Las grandes manifestaciones de Londres y Washington contra el ataque estadounidense a Irak, hace unos años, ofrecen un caso paradigmático de esta extraña relación simbiótica entre poder y resistencia. El paradójico resultado fue que ambas partes estuvieron satisfechas. Los que protestaban salvaron sus hermosas almas y dejaron bien claro que no estaban de acuerdo con la política del gobierno hacia Irak. Los que estaban en el poder lo aceptaron sin alboroto, e incluso se aprovecharon de ello: no solamente las propuestas no modificaron de ningún modo la decisión ya adoptada de atacar Irak, sino que incluso la legitimaron. Así, la reacción de George Bush a las masivas manifestaciones de protesta durante su visita a Londres, fue decir: “Ya ven, esto es por lo que luchamos, para hacer posible que lo que la gente hace aquí –protestar contra la política de su gobierno— sea posible también en Irak.”

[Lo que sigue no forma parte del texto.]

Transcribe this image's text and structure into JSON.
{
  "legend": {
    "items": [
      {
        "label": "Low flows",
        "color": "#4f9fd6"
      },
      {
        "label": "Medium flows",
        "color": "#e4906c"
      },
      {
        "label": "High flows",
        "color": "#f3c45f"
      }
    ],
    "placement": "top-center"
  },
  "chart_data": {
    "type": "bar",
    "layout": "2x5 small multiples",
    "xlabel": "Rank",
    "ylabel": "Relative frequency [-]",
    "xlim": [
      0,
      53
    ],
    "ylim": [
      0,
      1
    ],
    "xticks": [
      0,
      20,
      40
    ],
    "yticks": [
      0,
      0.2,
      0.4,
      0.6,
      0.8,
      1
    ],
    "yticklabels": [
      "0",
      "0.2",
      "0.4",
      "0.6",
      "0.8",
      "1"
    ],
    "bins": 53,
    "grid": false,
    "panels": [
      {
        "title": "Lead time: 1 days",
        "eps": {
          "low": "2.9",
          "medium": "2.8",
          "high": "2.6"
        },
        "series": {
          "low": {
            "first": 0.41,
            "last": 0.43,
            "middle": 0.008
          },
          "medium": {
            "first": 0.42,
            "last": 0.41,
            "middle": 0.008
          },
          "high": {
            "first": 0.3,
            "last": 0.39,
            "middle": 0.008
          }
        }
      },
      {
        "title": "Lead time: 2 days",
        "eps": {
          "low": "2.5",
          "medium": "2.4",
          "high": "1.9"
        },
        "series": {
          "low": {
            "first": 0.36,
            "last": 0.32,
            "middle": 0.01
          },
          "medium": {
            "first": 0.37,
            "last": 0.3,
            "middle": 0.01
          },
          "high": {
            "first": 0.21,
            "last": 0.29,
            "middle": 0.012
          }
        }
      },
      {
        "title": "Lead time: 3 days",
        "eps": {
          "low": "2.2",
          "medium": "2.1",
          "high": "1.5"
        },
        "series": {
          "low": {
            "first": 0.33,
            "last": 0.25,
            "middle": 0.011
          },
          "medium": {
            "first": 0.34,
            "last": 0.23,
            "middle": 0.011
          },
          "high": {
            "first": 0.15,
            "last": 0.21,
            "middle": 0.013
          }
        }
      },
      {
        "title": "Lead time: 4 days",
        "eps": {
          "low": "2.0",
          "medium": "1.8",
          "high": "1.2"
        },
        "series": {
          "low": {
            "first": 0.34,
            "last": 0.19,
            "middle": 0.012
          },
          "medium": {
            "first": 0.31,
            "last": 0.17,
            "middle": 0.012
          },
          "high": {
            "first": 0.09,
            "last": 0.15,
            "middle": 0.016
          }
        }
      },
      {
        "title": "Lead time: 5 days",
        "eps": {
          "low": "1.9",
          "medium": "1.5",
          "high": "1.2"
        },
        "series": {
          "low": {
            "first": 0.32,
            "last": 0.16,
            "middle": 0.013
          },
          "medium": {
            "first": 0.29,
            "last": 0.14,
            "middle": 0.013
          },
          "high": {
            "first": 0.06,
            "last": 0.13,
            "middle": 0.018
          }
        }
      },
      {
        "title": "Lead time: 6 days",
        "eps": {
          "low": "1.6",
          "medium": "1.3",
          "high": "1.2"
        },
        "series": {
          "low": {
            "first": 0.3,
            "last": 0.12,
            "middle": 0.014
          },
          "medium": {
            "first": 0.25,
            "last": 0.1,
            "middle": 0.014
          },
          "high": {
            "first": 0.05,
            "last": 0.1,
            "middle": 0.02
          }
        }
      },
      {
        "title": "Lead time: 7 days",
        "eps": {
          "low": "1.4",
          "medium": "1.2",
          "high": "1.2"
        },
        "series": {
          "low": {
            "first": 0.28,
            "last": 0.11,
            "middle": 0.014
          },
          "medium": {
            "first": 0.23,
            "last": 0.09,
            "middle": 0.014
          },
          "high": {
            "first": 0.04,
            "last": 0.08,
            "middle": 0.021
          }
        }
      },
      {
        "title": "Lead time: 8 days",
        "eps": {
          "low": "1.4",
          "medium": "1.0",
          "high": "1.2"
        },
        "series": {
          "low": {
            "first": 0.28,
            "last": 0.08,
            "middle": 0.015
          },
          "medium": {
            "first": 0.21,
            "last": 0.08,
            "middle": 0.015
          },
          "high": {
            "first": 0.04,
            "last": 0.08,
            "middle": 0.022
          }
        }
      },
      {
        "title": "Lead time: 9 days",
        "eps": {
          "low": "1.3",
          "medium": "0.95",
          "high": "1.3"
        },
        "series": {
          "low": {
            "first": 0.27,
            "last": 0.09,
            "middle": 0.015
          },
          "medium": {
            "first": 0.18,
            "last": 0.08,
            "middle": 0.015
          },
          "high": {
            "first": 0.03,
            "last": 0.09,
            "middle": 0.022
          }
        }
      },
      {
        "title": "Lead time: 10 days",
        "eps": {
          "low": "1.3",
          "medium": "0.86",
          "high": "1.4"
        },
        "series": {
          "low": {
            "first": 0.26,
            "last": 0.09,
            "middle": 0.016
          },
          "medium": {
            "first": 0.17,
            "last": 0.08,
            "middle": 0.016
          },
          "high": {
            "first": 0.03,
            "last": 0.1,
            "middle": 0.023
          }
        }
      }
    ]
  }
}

Resulta llamativo que el rumbo tomado por Hugo Chávez desde 2006 sea el diametralmente opuesto al adoptado por la Izquierda postmoderna: en lugar de resistirse al poder del Estado, se apoderó de él (en un primer momento mediante un intento de golpe de Estado, luego democráticamente), utilizando sin cortapisas los aparatos del Estado venezolano para sus propios fines. Además, está militarizando los barrios y organizando la formación de unidades armadas en ellos. Y por último, la amenaza definitiva: ahora que siente los efectos económicos de la resistencia del capital a su mandato (escasez temporal de algunos productos en los supermercados subvencionados por el Estado), ha anunciado planes para consolidar los 24 partidos que lo apoyan en un único partido. Hasta algunos de sus aliados ven con escepticismo esta decisión y se preguntan si no se producirá a expensas de los movimientos populares que han dado su impulso a la revolución venezolana. Sin embargo, su opción, aunque arriesgada, debería ser apoyada sin reservas: la tarea consiste en hacer que el nuevo partido funcione no como un típico Estado socialista (o peronista), sino como un vehículo para la movilización de nuevas formas de política (como los comités de base de los barrios de chabolas). ¿Qué deberíamos decirle a alguien como Chávez: “No, no vaya usted a hacerse con el poder, retírese, deje el Estado y la actual situación en su sitio”? A menudo se minimiza a Chávez llamándolo bufón, pero ¿acaso una retirada no lo reduciría simplemente a una nueva versión del subcomandante Marcos, al que muchos izquierdistas mexicanos califican ahora de subcomediante Marcos?” Hoy, son los grandes capitalistas –Bill Gates, los contaminadores corporativos, los cazadores del zorro— quienes resisten al Estado.
La lección en todo esto es que lo verdaderamente subversivo es no insistir en exigencias infinitas que sabemos que los que están en el poder no pueden satisfacer. Dado que ellos saben que nosotros lo sabemos, esa actitud de exigencia infinita no presenta ningún problema para los que detentan el poder: “Es maravilloso que con sus exigencias críticas nos recuerden la clase de mundo en la que a todos nos gustaría vivir. Lamentablemente, vivimos en el mundo real, en el que tenemos que arreglarnos con lo que es posible.” Lo que hay que hacer, por el contrario, es bombardear a los que están en el poder con exigencias bien seleccionadas, precisas y finitas, que no puedan ser descartadas con la citada excusa.